Ils étaient tous allés à Sant’Anna à Modène. Tous sauf un étaient étrangers. Certains témoignages jettent le doute sur le fait qu’ils soient tous morts à cause de la méthadone. On parle de coups, de coups. Il n’y a pas de vidéos, bien sûr. Hors service, comme toujours. Et les corps ont été incinérés, à cause du Covid. Personne ne voulait approfondir la question. Il a été décidé d’archiver immédiatement. Il y avait encore plus à faire, plus de choses à penser. Luca Sebastiani et feu Valerio Onida ont déposé un recours contre le licenciement auprès de la Cour européenne des droits de l’homme, qui sera entendu en mai.

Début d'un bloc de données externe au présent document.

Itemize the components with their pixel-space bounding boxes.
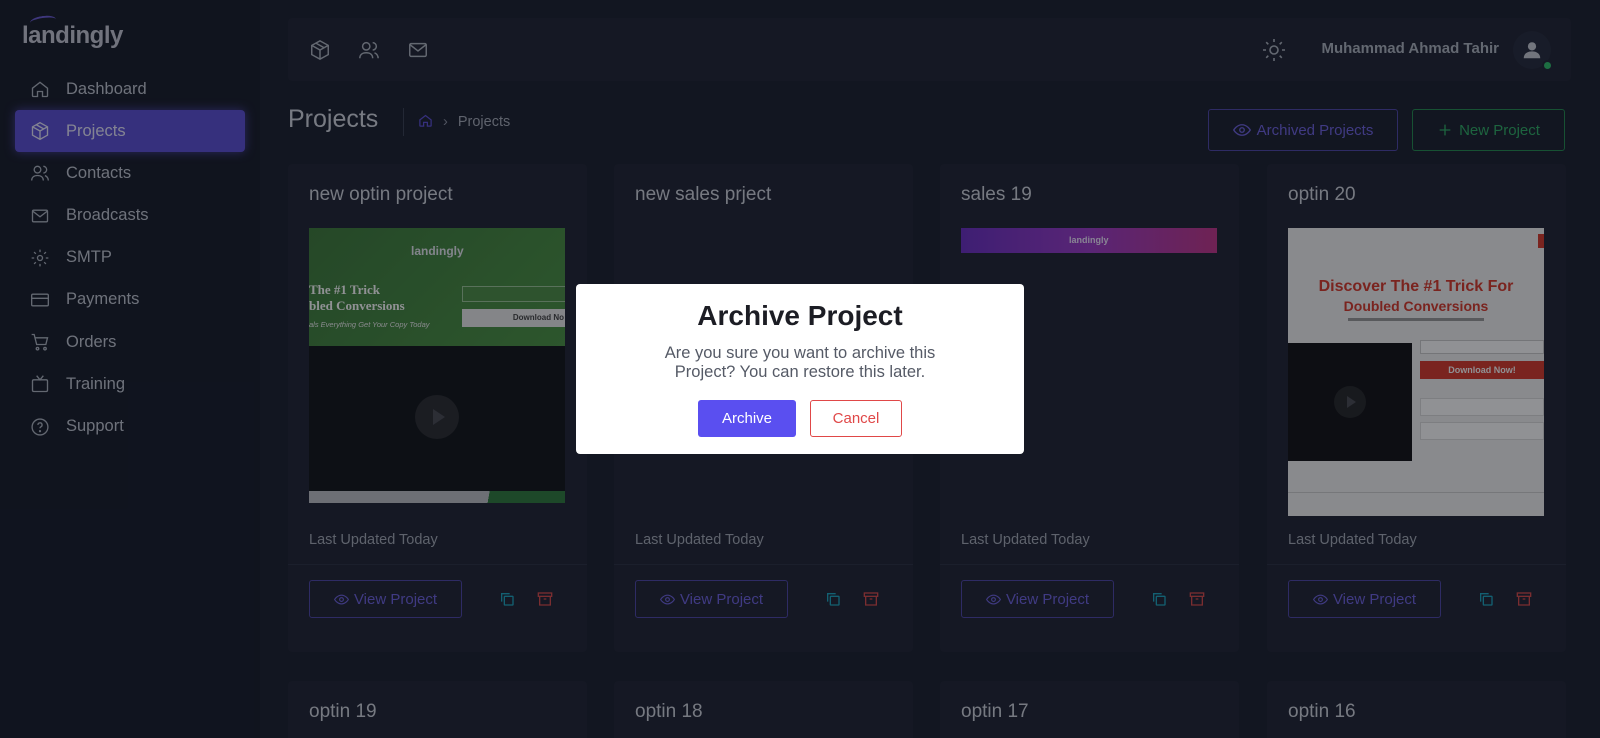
confirm-archive-button[interactable]: Archive (698, 400, 796, 437)
archive-project-dialog: Archive Project Are you sure you want to… (576, 284, 1024, 454)
dialog-title: Archive Project (697, 300, 903, 331)
dialog-actions: Archive Cancel (576, 400, 1024, 437)
cancel-button[interactable]: Cancel (810, 400, 902, 437)
dialog-message: Are you sure you want to archive this Pr… (664, 344, 936, 381)
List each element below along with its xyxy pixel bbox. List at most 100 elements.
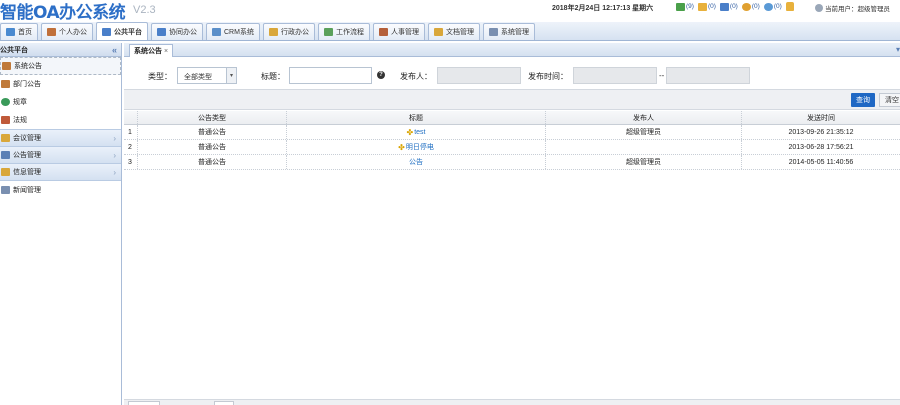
tab-documents[interactable]: 文档管理 [427,23,480,40]
chat-icon [763,2,773,11]
notification-mail[interactable]: (0) [697,2,716,11]
publish-time-label: 发布时间： [528,72,568,81]
tab-system-announcement[interactable]: 系统公告 × [129,44,174,57]
row-publisher: 超级管理员 [546,125,742,139]
page-size-select[interactable] [128,401,160,405]
row-title-link[interactable]: 明日停电 [406,142,434,152]
header-time[interactable]: 发送时间 [742,111,900,124]
notification-bar: (9) (0) (0) (0) (0) [676,2,794,11]
publish-time-to[interactable] [666,67,750,84]
app-header: 智能OA办公系统 V2.3 2018年2月24日 12:17:13 星期六 (9… [0,0,900,23]
row-title-cell: 公告 [287,155,546,169]
row-index: 2 [124,140,138,154]
document-icon [433,28,443,36]
title-label: 标题： [261,72,285,81]
table-row[interactable]: 1 普通公告 ✤ test 超级管理员 2013-09-26 21:35:12 [124,125,900,140]
chevron-right-icon: › [113,167,116,177]
main-nav: 首页 个人办公 公共平台 协同办公 CRM系统 行政办公 工作流程 人事管理 文… [0,22,900,41]
tab-personal-office[interactable]: 个人办公 [41,23,93,40]
row-time: 2013-06-28 17:56:21 [788,143,854,151]
notice-icon [1,151,10,159]
row-index: 3 [124,155,138,169]
header-index [124,111,138,124]
star-icon: ✤ [406,127,414,137]
app-title: 智能OA办公系统 [0,3,126,23]
header-type[interactable]: 公告类型 [138,111,287,124]
table-row[interactable]: 3 普通公告 公告 超级管理员 2014-05-05 11:40:56 [124,155,900,170]
tab-scroll-icon[interactable]: ▾ [896,45,900,54]
close-icon[interactable]: × [164,48,168,55]
tab-administration[interactable]: 行政办公 [262,23,315,40]
pagination-bar [124,399,900,405]
sidebar-group-meeting[interactable]: 会议管理 › [0,129,121,146]
folder-icon [268,28,278,36]
chevron-down-icon: ▾ [226,68,236,83]
table-header: 公告类型 标题 发布人 发送时间 [124,111,900,125]
lock-icon [785,2,794,11]
collapse-icon[interactable]: « [112,45,117,55]
row-type: 普通公告 [138,125,287,139]
publish-time-from[interactable] [573,67,657,84]
sidebar-item-news[interactable]: 新闻管理 [0,180,121,198]
row-index: 1 [124,125,138,139]
tab-system[interactable]: 系统管理 [482,23,535,40]
publisher-label: 发布人： [400,72,432,81]
app-version: V2.3 [133,4,156,16]
sidebar-item-laws[interactable]: 法规 [0,111,121,129]
publisher-input[interactable] [437,67,521,84]
help-icon[interactable]: ? [377,71,385,79]
chevron-right-icon: › [113,133,116,143]
gear-icon [815,4,823,12]
page-number-input[interactable] [214,401,234,405]
tab-crm[interactable]: CRM系统 [206,23,260,40]
row-type: 普通公告 [138,155,287,169]
announcement-icon [1,80,10,88]
row-publisher [546,140,742,154]
message-icon [741,2,751,11]
notification-calendar[interactable]: (0) [719,2,738,11]
content-panel: 系统公告 × ▾ 类型： 全部类型 ▾ 标题： ? 发布人： 发布时间： -- … [124,43,900,405]
tab-collaboration[interactable]: 协同办公 [151,23,203,40]
users-icon [676,2,685,11]
type-label: 类型： [148,72,172,81]
team-icon [157,28,166,36]
notification-users[interactable]: (9) [676,2,694,11]
query-button[interactable]: 查询 [851,93,875,107]
lock-button[interactable] [785,2,794,11]
row-time: 2013-09-26 21:35:12 [788,128,854,136]
action-toolbar: 查询 清空 [124,89,900,110]
chevron-right-icon: › [113,150,116,160]
notification-message[interactable]: (0) [741,2,760,11]
clear-button[interactable]: 清空 [879,93,900,107]
tab-home[interactable]: 首页 [0,23,38,40]
row-title-cell: ✤ 明日停电 [287,140,546,154]
tab-hr[interactable]: 人事管理 [372,23,425,40]
crm-icon [212,28,221,36]
sidebar: 公共平台 « 系统公告 部门公告 规章 法规 会议管理 › 公告管理 › 信息管理 ›… [0,43,122,405]
row-title-link[interactable]: 公告 [409,157,423,167]
sidebar-group-notice[interactable]: 公告管理 › [0,146,121,163]
news-icon [1,185,10,194]
sidebar-group-info[interactable]: 信息管理 › [0,163,121,180]
type-select[interactable]: 全部类型 ▾ [177,67,237,84]
filter-bar: 类型： 全部类型 ▾ 标题： ? 发布人： 发布时间： -- [124,59,900,89]
title-input[interactable] [289,67,372,84]
tab-public-platform[interactable]: 公共平台 [96,22,148,40]
platform-icon [102,27,111,36]
row-publisher: 超级管理员 [546,155,742,169]
tab-workflow[interactable]: 工作流程 [317,23,370,40]
sidebar-item-rules[interactable]: 规章 [0,93,121,111]
row-title-link[interactable]: test [414,129,425,136]
hr-icon [378,28,388,36]
person-icon [47,28,56,36]
sidebar-item-system-announcement[interactable]: 系统公告 [0,57,121,75]
content-tabbar: 系统公告 × ▾ [124,43,900,57]
notification-chat[interactable]: (0) [763,2,782,11]
law-icon [1,116,10,124]
row-time: 2014-05-05 11:40:56 [788,158,854,166]
sidebar-item-department-announcement[interactable]: 部门公告 [0,75,121,93]
settings-icon [488,28,498,36]
header-title[interactable]: 标题 [287,111,546,124]
header-publisher[interactable]: 发布人 [546,111,742,124]
table-row[interactable]: 2 普通公告 ✤ 明日停电 2013-06-28 17:56:21 [124,140,900,155]
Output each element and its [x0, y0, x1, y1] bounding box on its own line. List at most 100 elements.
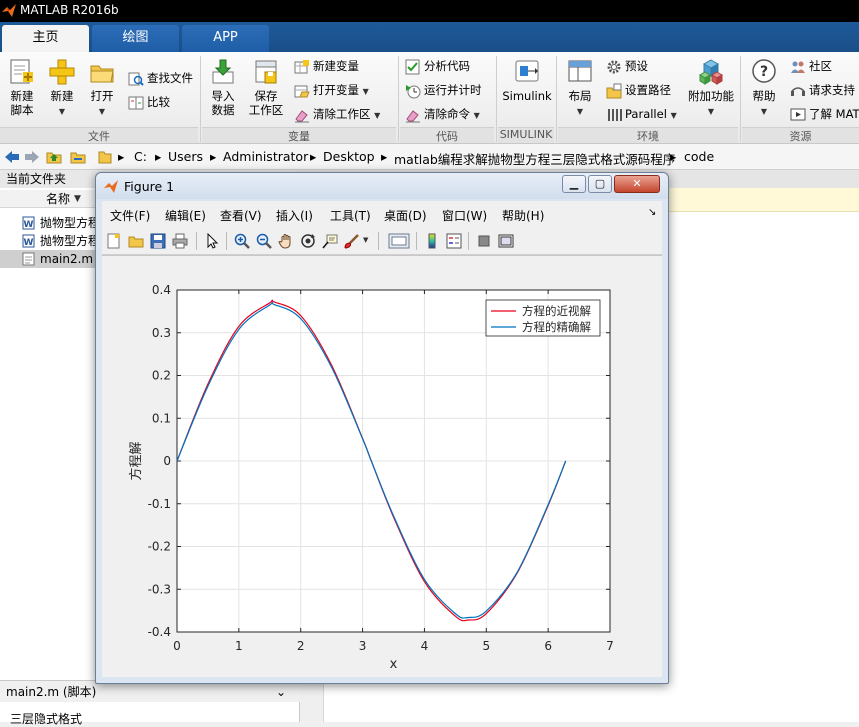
- breadcrumb-users[interactable]: Users: [168, 149, 203, 164]
- file-name: 抛物型方程: [40, 234, 101, 248]
- compare-button[interactable]: 比较: [128, 92, 170, 112]
- zoom-out-icon[interactable]: [256, 233, 272, 249]
- simulink-label: Simulink: [502, 89, 552, 103]
- dock-arrow-icon[interactable]: ↘: [648, 207, 656, 218]
- menu-insert[interactable]: 插入(I): [276, 207, 313, 224]
- chevron-down-icon: ▼: [707, 107, 715, 116]
- preferences-button[interactable]: 预设: [606, 56, 648, 76]
- up-folder-icon[interactable]: [46, 150, 62, 164]
- forward-arrow-icon[interactable]: [24, 150, 40, 164]
- import-data-button[interactable]: 导入 数据: [205, 58, 241, 117]
- new-button[interactable]: 新建 ▼: [44, 58, 80, 119]
- community-button[interactable]: 社区: [790, 56, 832, 76]
- save-workspace-button[interactable]: 保存 工作区: [246, 58, 286, 117]
- menu-help[interactable]: 帮助(H): [502, 207, 544, 224]
- group-divider: [740, 56, 741, 142]
- layout-button[interactable]: 布局 ▼: [562, 58, 598, 119]
- legend-icon[interactable]: [446, 233, 462, 249]
- tab-apps[interactable]: APP: [182, 25, 269, 52]
- open-button[interactable]: 打开 ▼: [84, 58, 120, 119]
- chevron-down-icon[interactable]: ⌄: [276, 681, 286, 703]
- gear-icon: [607, 60, 621, 73]
- breadcrumb-separator: ▸: [210, 149, 217, 164]
- menu-tools[interactable]: 工具(T): [330, 207, 371, 224]
- y-tick-label: -0.4: [148, 625, 171, 639]
- breadcrumb-code[interactable]: code: [684, 149, 714, 164]
- clear-workspace-button[interactable]: 清除工作区 ▼: [294, 104, 380, 124]
- add-ons-button[interactable]: 附加功能 ▼: [687, 58, 735, 119]
- data-cursor-icon[interactable]: [322, 233, 338, 249]
- pointer-icon[interactable]: [204, 233, 220, 249]
- show-plot-tools-icon[interactable]: [498, 233, 514, 249]
- breadcrumb-separator: ▸: [118, 149, 125, 164]
- request-support-button[interactable]: 请求支持: [790, 80, 855, 100]
- new-figure-icon[interactable]: [106, 233, 122, 249]
- new-script-button[interactable]: 新建 脚本: [4, 58, 40, 117]
- back-arrow-icon[interactable]: [4, 150, 20, 164]
- breadcrumb-drive[interactable]: C:: [134, 149, 147, 164]
- menu-file[interactable]: 文件(F): [110, 207, 150, 224]
- chevron-down-icon: ▼: [576, 107, 584, 116]
- matlab-logo-icon: [2, 4, 16, 17]
- code-group-label: 代码: [400, 127, 494, 143]
- menu-desktop[interactable]: 桌面(D): [384, 207, 427, 224]
- simulink-button[interactable]: Simulink: [502, 58, 552, 103]
- set-path-button[interactable]: 设置路径: [606, 80, 671, 100]
- new-script-label-1: 新建: [10, 89, 34, 103]
- save-label-2: 工作区: [248, 103, 284, 117]
- find-files-button[interactable]: 查找文件: [128, 68, 193, 88]
- menu-edit[interactable]: 编辑(E): [165, 207, 206, 224]
- figure-title-bar[interactable]: Figure 1 ▁ ▢ ✕: [96, 173, 668, 199]
- run-and-time-button[interactable]: 运行并计时: [405, 80, 482, 100]
- chevron-down-icon: ▼: [374, 111, 381, 120]
- print-icon[interactable]: [172, 233, 188, 249]
- line-chart[interactable]: 0 1 2 3 4 5 6 7 -0.4 -0.3 -0.2 -0.1 0 0.1 0.2 0.3 0.4 x 方程…: [102, 256, 662, 678]
- close-button[interactable]: ✕: [614, 175, 660, 193]
- parallel-icon: [608, 108, 622, 121]
- analyze-code-button[interactable]: 分析代码: [405, 56, 470, 76]
- add-ons-label: 附加功能: [688, 89, 734, 103]
- open-variable-button[interactable]: 打开变量 ▼: [294, 80, 369, 100]
- tab-home[interactable]: 主页: [2, 25, 89, 52]
- help-button[interactable]: ? 帮助 ▼: [746, 58, 782, 119]
- x-tick-label: 6: [544, 639, 552, 653]
- minimize-button[interactable]: ▁: [562, 175, 586, 193]
- breadcrumb-project-folder[interactable]: matlab编程求解抛物型方程三层隐式格式源码程序: [394, 149, 675, 168]
- app-title-bar: MATLAB R2016b: [0, 0, 859, 22]
- community-label: 社区: [809, 59, 832, 73]
- save-icon[interactable]: [150, 233, 166, 249]
- rotate-icon[interactable]: [300, 233, 316, 249]
- details-text: 三层隐式格式: [10, 712, 83, 726]
- menu-view[interactable]: 查看(V): [220, 207, 262, 224]
- figure-canvas: 0 1 2 3 4 5 6 7 -0.4 -0.3 -0.2 -0.1 0 0.1 0.2 0.3 0.4 x 方程…: [102, 255, 662, 677]
- clear-commands-button[interactable]: 清除命令 ▼: [405, 104, 480, 124]
- menu-window[interactable]: 窗口(W): [442, 207, 487, 224]
- maximize-button[interactable]: ▢: [588, 175, 612, 193]
- open-file-icon[interactable]: [128, 233, 144, 249]
- word-doc-icon: W: [22, 216, 35, 230]
- brush-icon[interactable]: [344, 233, 360, 249]
- hide-plot-tools-icon[interactable]: [476, 233, 492, 249]
- link-plot-icon[interactable]: [388, 233, 410, 249]
- layout-icon: [568, 60, 592, 82]
- parallel-button[interactable]: Parallel ▼: [606, 104, 677, 124]
- save-workspace-icon: [255, 60, 277, 84]
- learn-matlab-button[interactable]: 了解 MAT: [790, 104, 859, 124]
- new-variable-button[interactable]: 新建变量: [294, 56, 359, 76]
- colorbar-icon[interactable]: [424, 233, 440, 249]
- chevron-down-icon[interactable]: ▼: [363, 236, 368, 244]
- breadcrumb-separator: ▸: [381, 149, 388, 164]
- figure-toolbar: ▼: [102, 227, 662, 255]
- figure-menu-bar: 文件(F) 编辑(E) 查看(V) 插入(I) 工具(T) 桌面(D) 窗口(W…: [102, 201, 662, 227]
- name-column-label: 名称: [46, 192, 71, 206]
- tab-plots[interactable]: 绘图: [92, 25, 179, 52]
- breadcrumb-administrator[interactable]: Administrator: [223, 149, 308, 164]
- pan-icon[interactable]: [278, 233, 294, 249]
- request-support-icon: [791, 86, 805, 96]
- breadcrumb-separator: ▸: [670, 149, 677, 164]
- browse-folder-icon[interactable]: [70, 150, 86, 164]
- x-axis-label: x: [390, 657, 398, 672]
- breadcrumb-desktop[interactable]: Desktop: [323, 149, 375, 164]
- x-tick-label: 1: [235, 639, 243, 653]
- zoom-in-icon[interactable]: [234, 233, 250, 249]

Cette incroyable tragédie s’est retrouvée dans un coin de l’actualité, « traitée – comme l’écrit Bignardi – comme un effet secondaire du Covid». Aujourd’hui que les prisons éclatent à cause de la surpopulation et des conditions d’hygiène, aujourd’hui que les suicides atteignent un niveau record (32 et 4 policiers en 2024), d’autres émeutes se préparent, d’autres morts nous attendent. Tous ceux qui ont besoin de savoir le savent, mais nombreux sont ceux qui font semblant de ne pas savoir. Les autres, qui seraient nous, qui serait vous, peuvent le savoir, s’ils le souhaitent, en lisant et en écoutant par exemple Bignardi, Sapienza, Pagano, Mastrodonato et ainsi de suite. C’est sur Radio Radicale Arène Riccardo qui depuis 2002, incroyablement seul, monte, réalise, anime et produit « Radio Prison » deux fois par semaine, avec des interviews et des discussions fondamentales pour savoir ce qui se passe. Il a également organisé une rencontre entre l’ANM et l’Union des chambres criminelles, un événement sans précédent, qui se tiendra à Rome le mardi 23 avril. Alors les voilà Antigone (fondée dans les années 80 par Massimo Cacciari, Stefano Rodotà et Rossana Rossanda), Ne touchez pas à Caïn (Rita Bernardini et les radicaux), Barres
De
Sucre (anciens détenus de Vérone), Limité (Ornella Favero) et bien d’autres. Et des milliers de bénévoles qui, chaque jour, comme Daria Bignardi, s’engagent pour changer la prison d’aujourd’hui, devenue dans l’indifférence de la politique dépotoir social et école du crime.